La tercera parte del libro consta de tres capítulos que encuentro muy desiguales. El primero, sobre los conceptos contemporáneos de libertad es metódico y clarificador, al tratar las tres doctrinas políticas imperantes de liberalismo, socialismo y democracia como formas distintas de entender la libertad. El siguiente que el autor llama "una confrontación de teorías políticas" versa en lo esencial sobre la obra de John Rawls, probablemente el filósofo político más importante del mundo en el último tercio del siglo XX. La exposición de la Teoría de la justicia es ortodoxa pero, como no se coteja con el posterior Liberalismo político, donde Rawls matizaba algunos de sus puntos de vista, no es completa.
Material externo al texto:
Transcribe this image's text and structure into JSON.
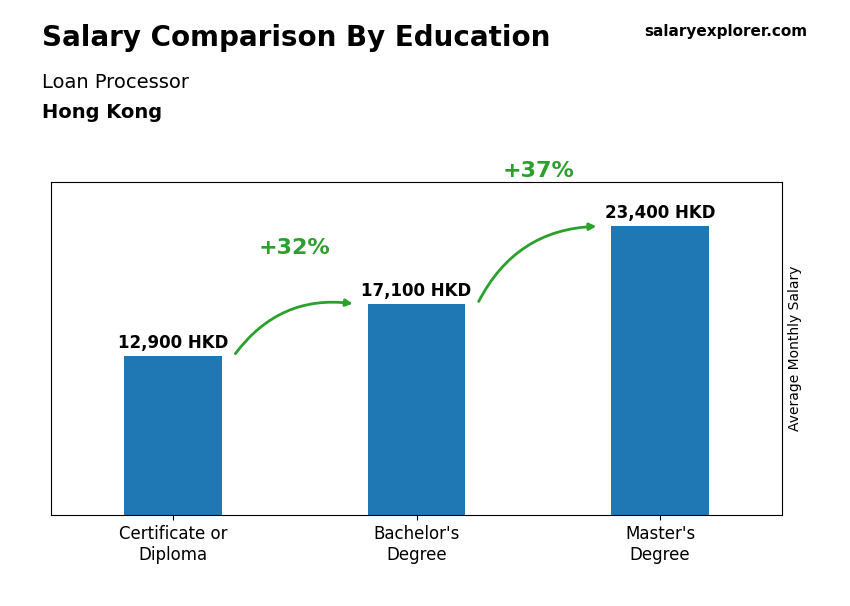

Sí se refiere Petrucciani a los otros filósofos políticos finiseculares, todos ellos en una especie de diálogo con Rawls, empezando por quien se consideraba su más seria alternativa: Robert Nozick (p. 218) y su concepción del "Estado mínimo" y siguiendo por los comunitaristas, Walzer sobre todo y Michael Sandel, a quienes Petrucciani tiene muy bien cogida la medida (p. 221). No tanto a Habermas ni a Foucault, cuyas exposiciones me han parecido algo confusas, aunque quizá sea porque es imposible sintetizar pensamientos tan ricos y matizados en un puñado de cuartillas. Termina esta parte con un capítulo felicísimo que demuestra que el autor es hijo de su tiempo, de perspectiva de género, de feminismo actual de muy conveniente lectura, tomando pie en las obras de Luce Irigaray y Carol Gilligan.
Por último Petrucciani aborda cuestiones litigiosas de la actualidad sin cortapisas, lo que es de acradecer aunque no siempre sea sincero. Piensa el autor que la filosofía política debe moverse en un terreno intermedio entre Rawls y Habermas sin que quede muy claro por qué (p. 245), salvo la vieja idea de que, cuando dos chocan, el tercero sale beneficiado como mediador o superador de enfrentamientos (p. 245). Insiste en que no es posible hoy concebir la política como el enfrentamiento schmittiano de amigo/enemigo (p. 258) pero me preguntó por qué no cuando Schmitt es punto de partida de buena parte de la filosofía política contemporánea, como Agamben o Toni Negri. Aborda luego el autor la cuestión de la globalización de modo consistente, sistemático y con bastante acierto y cierra su obra con un capítulo sobre bioética y biopolítica que no me parece especialmente inspirado.
En conjunto es un libro muy conveniente para quien quiera orientarse en el laberinto filosófico político de hoy y tiene algunos momentos brillantes en el tratamiento de la parete histórica que tampoco hubiera pasado nada si no apareciera.